Heiko Müller, Dial M for Murder (2015), Acryl auf Papier, 30 x 30 cm Copyright: VG Bild-Kunst, Bonn 2016 / Heiko Müller
Heiko Müller, Untitled (Doe and Fawn, 2014), Mixed Media auf Papier, 30 x 30 cm Copyright: VG Bild-Kunst, Bonn 2016 / Heiko Müller
Heiko Müller, Untitled (b/w-study 38, 2015), Acryl auf Papier, 30 x 30 cm Copyright: VG Bild-Kunst, Bonn 2016 / Heiko Müller
Heiko Müller, Untitled (b/w-study 41, 2015), Acryl auf Papier, 30 x 30 cm Copyright: VG Bild-Kunst, Bonn 2016 / Heiko Müller

Seit 2011 entstehen regelmäßig Pinselzeichnungen. Nachdem Müller lange Zeit in komplizierter Öl-auf-Holz-Technik, mit Digitaldrucken sowie mit Buntstiften, die er extrem stark aufdrückte, gearbeitet hat, greift er heute vor allem zu feinen Pinseln und Acrylfarbe. Seine Pinselzeichnungen haben alle dasselbe Format, nämlich 30 x 30 cm in Anlehnung an die Abmessungen von Vinyl-LP-Plattencovern. Müller arbeitet nach Fotovorlagen. Diese bilden die motivische Grundlage seiner Pinselzeichnungen. Und er greift dabei auf einen großen Fundus zurück: Bilder aus dem Internet etwa von Plattformen wie Flickr, Pinterest und anderen Fotoportalen, Filmstills, also Standbilder aus Film und Fernsehen, sowie eigene Fotos, die er auf Reisen oder in der Natur macht.
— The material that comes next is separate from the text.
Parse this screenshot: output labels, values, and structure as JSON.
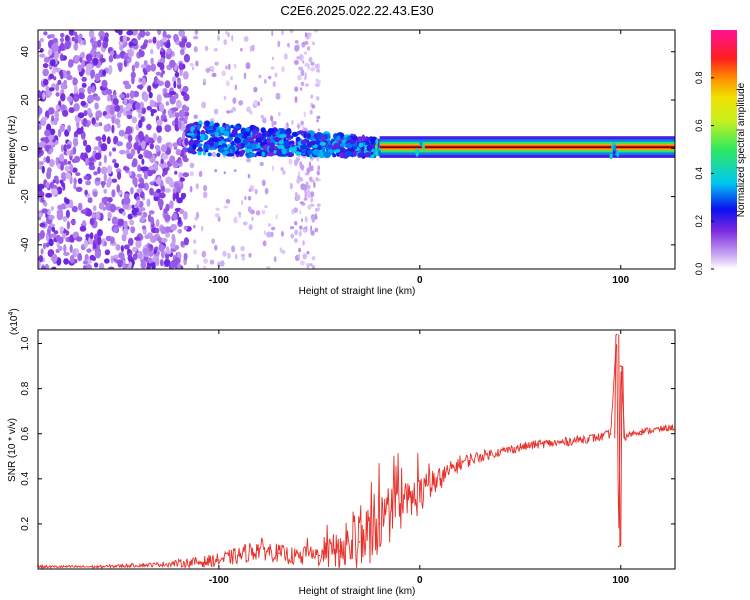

Einen großen Werkkomplex bildet eine Serie von Pinselzeichnungen, die sich auf Heimatfilme beziehen. Entschlossen dreinschauende Wilderer mit Jagdgewehr, versteckt gelegene Hochsitze, ambivalent aufgeladene Bergidyllen: Für Müller haben die  motivgebenden Filme im Stil von Luis Trenker einen besonderen Reiz. Als er sie in seiner Kindheit und Jugend erstmals gesehen hat, faszinierte ihn noch ihr klares Gut-Böse-Schema. Ein Klischee, das er aus seiner heutigen Wahrnehmung heraus natürlich kritisch hinterfragt. Die Natur erscheint auf seinen Pinselzeichnungen häufig als eher brüchiges Idyll und bildet die Folie für eine melodramatische Handlung.

Eine weitere Serie, die 25 Pinselzeichnungen umfasst, nimmt Filmstills von Alfred-Hitchcock-Klassikern zum Ausgangspunkt. Eng umschlungene Protagonisten wie James Stewart und Kim Novak aus dem Kultfilm „Vertigo – Aus dem Reich der Toten“ stehen stellvertretend für ein Traumpaar, das geheimnisvollen Mächten und Gefahren ausgeliefert ist. Psychologisierende Momente wechseln sich ab mit Melodramatik und dem, was Cineasten gern als Suspense bezeichnen. Gemeint ist jene schwer zu beschreibende Atmosphäre des spannungsgeladenen In-der-Schwebe-Haltens, die jeden Moment durch ein dramatisches Ereignis gestört werden kann. Weitere Filme seines Lieblingsregisseurs, deren Motive Müller bereits in seinen Pinselzeichnungen verarbeitet hat, sind „Die Vögel“ oder „Bei Anruf Mord“. Der Hamburger Maler entführt den Betrachter hier in geheimnisvolle Zwischenwelten, die man zu kennen glaubt und dann doch wieder ganz neu erlebt.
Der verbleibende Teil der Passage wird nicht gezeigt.